La familia se encuentra conmocionada.
Había amor: todo se ha perdido.
Las valiosas pertenencias
quedaron anegadas en el cieno.
Las gratas memorias convertidas en fantasmas
rumoran por las habitaciones de la casa.
Un tenebroso eco
revela antiguos pasatiempos familiares.
El polvo se ha tornado intrínseco al ambiente.
Fue un hogar: ya no lo habitamos.
Lo grave es que la familia, como dije,
se encuentra conmocionada.
Se culpó de ello a la hipoteca
que sobre la finca gravitaba.
La verdad nunca nadie quiso
encontrar los motivos verdaderos
que causaron la tragedia.
El principio de la serenidad
Me envuelve como beso en agonía.
Lo que tengo que decir
no es suficiente
ni posee ninguna transparencia.
¿Qué terror puedo concederles?
No he descubierto enunciado alguno
que intensifique la inefable luz de la poesía.

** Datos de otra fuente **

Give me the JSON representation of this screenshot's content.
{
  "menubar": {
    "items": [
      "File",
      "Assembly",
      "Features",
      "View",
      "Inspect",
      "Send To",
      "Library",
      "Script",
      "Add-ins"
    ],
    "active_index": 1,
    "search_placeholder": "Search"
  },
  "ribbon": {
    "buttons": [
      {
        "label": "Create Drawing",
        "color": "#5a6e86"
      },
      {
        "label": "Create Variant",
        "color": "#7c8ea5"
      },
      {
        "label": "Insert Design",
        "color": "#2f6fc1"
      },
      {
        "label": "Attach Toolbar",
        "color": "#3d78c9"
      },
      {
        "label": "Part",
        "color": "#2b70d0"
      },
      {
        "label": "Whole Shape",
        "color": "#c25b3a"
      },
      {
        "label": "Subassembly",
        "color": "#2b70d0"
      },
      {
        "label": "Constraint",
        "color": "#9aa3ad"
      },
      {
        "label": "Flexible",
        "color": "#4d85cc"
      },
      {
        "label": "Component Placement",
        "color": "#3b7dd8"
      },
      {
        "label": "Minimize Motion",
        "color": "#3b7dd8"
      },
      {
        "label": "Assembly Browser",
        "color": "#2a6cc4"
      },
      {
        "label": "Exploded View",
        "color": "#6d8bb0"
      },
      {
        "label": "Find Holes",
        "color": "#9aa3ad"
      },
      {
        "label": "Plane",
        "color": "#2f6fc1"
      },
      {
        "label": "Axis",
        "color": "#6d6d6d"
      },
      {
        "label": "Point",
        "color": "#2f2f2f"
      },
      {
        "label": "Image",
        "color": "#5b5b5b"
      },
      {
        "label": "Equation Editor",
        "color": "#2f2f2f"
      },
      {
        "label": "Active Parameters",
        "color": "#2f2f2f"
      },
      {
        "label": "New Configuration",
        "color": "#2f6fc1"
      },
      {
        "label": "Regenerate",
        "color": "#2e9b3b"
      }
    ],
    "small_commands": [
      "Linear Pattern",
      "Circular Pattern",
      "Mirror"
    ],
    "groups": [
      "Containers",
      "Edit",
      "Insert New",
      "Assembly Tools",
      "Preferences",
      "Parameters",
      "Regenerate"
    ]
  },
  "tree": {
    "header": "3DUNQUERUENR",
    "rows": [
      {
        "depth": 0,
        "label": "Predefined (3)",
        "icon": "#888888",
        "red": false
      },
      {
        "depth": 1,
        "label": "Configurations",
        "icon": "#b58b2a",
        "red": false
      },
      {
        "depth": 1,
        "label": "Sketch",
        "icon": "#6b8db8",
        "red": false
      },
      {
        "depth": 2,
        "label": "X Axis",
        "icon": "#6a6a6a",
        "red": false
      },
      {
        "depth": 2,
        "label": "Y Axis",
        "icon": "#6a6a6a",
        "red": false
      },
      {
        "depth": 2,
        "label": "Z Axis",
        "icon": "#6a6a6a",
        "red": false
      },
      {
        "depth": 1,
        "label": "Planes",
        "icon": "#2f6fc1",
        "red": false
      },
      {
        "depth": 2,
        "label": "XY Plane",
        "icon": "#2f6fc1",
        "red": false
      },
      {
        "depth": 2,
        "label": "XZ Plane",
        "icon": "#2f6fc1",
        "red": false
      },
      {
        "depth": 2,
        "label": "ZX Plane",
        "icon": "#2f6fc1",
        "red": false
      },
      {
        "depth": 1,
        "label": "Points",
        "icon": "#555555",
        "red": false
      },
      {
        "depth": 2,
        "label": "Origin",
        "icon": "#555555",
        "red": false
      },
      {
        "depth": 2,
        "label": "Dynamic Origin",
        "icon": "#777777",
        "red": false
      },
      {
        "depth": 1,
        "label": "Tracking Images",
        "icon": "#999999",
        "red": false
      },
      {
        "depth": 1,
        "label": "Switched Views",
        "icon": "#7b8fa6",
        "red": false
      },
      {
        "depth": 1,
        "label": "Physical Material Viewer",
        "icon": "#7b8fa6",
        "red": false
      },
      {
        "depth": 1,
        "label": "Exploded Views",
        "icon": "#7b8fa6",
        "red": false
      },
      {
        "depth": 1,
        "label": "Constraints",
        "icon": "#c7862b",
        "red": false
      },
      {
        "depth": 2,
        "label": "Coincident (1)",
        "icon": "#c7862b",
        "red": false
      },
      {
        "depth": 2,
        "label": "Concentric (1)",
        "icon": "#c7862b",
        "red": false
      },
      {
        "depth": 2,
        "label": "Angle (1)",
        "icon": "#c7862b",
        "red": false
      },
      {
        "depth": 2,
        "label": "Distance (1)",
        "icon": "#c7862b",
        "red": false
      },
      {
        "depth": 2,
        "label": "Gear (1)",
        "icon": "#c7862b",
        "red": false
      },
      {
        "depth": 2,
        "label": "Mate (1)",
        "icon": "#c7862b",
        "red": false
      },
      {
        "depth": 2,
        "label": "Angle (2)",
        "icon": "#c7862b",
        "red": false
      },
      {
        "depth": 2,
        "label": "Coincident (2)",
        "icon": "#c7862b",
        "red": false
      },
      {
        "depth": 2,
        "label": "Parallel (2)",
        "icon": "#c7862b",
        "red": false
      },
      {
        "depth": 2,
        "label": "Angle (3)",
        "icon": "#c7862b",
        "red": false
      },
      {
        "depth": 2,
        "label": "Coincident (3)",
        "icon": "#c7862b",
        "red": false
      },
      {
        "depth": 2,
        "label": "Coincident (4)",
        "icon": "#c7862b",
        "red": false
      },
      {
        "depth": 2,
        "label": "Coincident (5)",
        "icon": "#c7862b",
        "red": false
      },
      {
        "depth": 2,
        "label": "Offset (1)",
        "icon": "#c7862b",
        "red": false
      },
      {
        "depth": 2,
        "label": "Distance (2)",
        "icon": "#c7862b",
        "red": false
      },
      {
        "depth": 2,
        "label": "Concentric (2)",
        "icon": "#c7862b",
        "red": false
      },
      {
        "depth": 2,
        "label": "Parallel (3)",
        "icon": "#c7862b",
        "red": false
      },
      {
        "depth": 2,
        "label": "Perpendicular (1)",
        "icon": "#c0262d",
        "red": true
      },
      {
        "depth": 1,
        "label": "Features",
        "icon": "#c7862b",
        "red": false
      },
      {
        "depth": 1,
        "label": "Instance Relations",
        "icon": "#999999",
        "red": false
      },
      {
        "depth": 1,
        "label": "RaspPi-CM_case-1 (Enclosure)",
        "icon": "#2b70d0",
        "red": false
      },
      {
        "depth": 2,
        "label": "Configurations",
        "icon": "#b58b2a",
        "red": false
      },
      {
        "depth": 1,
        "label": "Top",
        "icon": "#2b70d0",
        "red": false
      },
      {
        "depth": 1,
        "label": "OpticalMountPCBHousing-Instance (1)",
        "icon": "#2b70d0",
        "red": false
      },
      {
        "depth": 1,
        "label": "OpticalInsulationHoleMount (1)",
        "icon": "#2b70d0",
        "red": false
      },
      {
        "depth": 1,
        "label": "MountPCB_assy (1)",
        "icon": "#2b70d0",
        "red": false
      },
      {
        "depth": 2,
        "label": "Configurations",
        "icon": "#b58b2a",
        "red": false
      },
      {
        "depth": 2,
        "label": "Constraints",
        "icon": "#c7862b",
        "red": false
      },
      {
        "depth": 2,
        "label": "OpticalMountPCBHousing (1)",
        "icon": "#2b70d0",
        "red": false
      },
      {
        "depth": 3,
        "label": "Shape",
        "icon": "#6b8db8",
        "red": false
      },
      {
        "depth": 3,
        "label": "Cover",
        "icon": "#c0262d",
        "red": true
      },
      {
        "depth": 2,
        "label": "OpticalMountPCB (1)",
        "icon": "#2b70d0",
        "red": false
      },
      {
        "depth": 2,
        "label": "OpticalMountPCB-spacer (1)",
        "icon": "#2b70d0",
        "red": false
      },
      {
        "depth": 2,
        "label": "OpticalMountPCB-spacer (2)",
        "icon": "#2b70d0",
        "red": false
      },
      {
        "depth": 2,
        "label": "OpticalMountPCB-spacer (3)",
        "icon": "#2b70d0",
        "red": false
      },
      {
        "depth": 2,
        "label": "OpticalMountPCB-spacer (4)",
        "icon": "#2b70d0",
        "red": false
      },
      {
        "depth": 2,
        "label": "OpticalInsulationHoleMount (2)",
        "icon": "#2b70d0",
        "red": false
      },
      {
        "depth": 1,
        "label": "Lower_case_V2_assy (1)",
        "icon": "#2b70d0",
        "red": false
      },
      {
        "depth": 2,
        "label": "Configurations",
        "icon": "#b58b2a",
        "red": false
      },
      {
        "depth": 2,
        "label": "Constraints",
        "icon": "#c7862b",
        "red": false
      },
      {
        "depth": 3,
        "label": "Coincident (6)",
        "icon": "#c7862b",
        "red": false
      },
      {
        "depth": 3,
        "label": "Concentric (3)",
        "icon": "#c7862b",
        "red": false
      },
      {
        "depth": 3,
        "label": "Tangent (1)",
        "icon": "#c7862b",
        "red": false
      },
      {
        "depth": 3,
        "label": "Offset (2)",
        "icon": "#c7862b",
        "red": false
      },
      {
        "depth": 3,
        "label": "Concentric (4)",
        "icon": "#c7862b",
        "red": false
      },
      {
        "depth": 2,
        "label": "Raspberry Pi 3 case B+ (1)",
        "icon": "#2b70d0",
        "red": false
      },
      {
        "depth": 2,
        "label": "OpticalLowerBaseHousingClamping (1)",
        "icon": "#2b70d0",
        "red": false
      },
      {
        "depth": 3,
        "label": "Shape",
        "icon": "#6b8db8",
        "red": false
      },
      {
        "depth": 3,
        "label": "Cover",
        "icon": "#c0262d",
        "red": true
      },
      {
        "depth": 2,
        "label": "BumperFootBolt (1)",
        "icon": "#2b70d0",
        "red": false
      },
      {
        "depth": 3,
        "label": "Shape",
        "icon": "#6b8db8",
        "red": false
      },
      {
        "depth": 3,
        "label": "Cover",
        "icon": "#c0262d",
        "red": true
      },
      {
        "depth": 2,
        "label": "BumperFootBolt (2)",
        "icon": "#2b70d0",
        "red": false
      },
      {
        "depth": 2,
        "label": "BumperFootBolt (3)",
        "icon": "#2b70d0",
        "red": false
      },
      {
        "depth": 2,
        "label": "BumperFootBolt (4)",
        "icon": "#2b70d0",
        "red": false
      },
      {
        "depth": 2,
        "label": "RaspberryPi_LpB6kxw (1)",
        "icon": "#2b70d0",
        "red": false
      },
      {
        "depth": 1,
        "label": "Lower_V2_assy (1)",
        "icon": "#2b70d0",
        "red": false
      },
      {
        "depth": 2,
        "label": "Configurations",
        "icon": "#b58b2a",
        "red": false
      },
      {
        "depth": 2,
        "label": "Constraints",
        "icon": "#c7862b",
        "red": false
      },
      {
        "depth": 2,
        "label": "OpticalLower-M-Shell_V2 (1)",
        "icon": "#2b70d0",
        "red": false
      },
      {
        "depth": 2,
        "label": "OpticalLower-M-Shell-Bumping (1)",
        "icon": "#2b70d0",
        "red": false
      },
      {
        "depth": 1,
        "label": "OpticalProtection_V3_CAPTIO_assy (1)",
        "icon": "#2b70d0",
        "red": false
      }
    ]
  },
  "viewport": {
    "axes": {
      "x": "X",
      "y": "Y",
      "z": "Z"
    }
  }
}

El desconsuelo es memoria colectiva.
En el umbral de la noche
mis padres fallecen
sin emitir reclamo alguno.
Como herencia habré de quemar mi cara,
despedirme de toda pertenencia,
aposentarme en mitad de la vía pública,
sin rencor al anónimo hijo de familia que fui,
pues nadie es culpable
sino la gracia del amor
ejercitada en el prodigio del tiempo.
A las doce en punto (en pleno Ángelus)
he perdido el heroísmo,
también el llanto;
ni siquiera me acompaña
la inútil justificación de cobardía.
La luz vibrante del verano
altera a su paso
los cuatro puntos cardinales
de la habitación
en donde hoy me embriago.
Al fondo de sus múltiples ombligos
la ciudad aniquila historias personales,
lacera rostros,
devasta el riesgo de soñar despiertos.
El sol extravía su luz
por entre escaparates y ventanas
de inmensos edificios;
su calidad de dios antiguo
es apenas signo de la destrucción
que calladamente nos abraza, nos abrasa.
En un jardín de primaveral verdura
poblado de naranjos en perfecta simetría
mi sangre madura este desaliento.
Al lloverse en sus arterias
la ciudad nos oxida la esperanza.
Nos entrampa los sentidos
al pintarse de arco iris.
Y cuando llega la noche
la ciudad se olvida
por completo de nosotros:
luminosos anuncios
en azoteas de altos edificios
quebrantan su memoria.
Solo nos deja la sangre presurosa
que en alucinadas caricias desplegamos
en el rincón de alguna calle oscura
a riesgo de interrumpirse con violencia
por el potente faro amarillo de patrullas.
Atraviesas la distancia
traducida en calles,
que separan tu anhelante cuerpo
de otro cuerpo.
Algunos miran con franca ironía
el aromado ramo de jazmines
en tu mano sudorosa.
Al detenerte en una esquina
invocas la imagen de la amada.
En tu impaciencia
confundes cualquier rostro
con el de ella.
Inquieres la veracidad
del sitio del encuentro.
De pronto percibes
un rumor específico
que a la ciudad invade:
respuesta final a tus preguntas.
Un niño polvoriento camina por la calle
y bajo un globosol, insólitamente blanco
se funde en el horizonte su figura.
La ciudad sonríe al recibir la ofrenda.
Hace falta mucho más que la pura piedad
para mirar serenamente el rostro
del que llamamos los demás.
Habría que soldarnos en el mismo vértigo
o gritarnos juntos hasta que los labios
se astillen de palabras nunca dichas.
Desde hace tiempo he aprendido
que el mínimo texto de un poema
no convierte a nadie
en el muchacho bueno de la historia.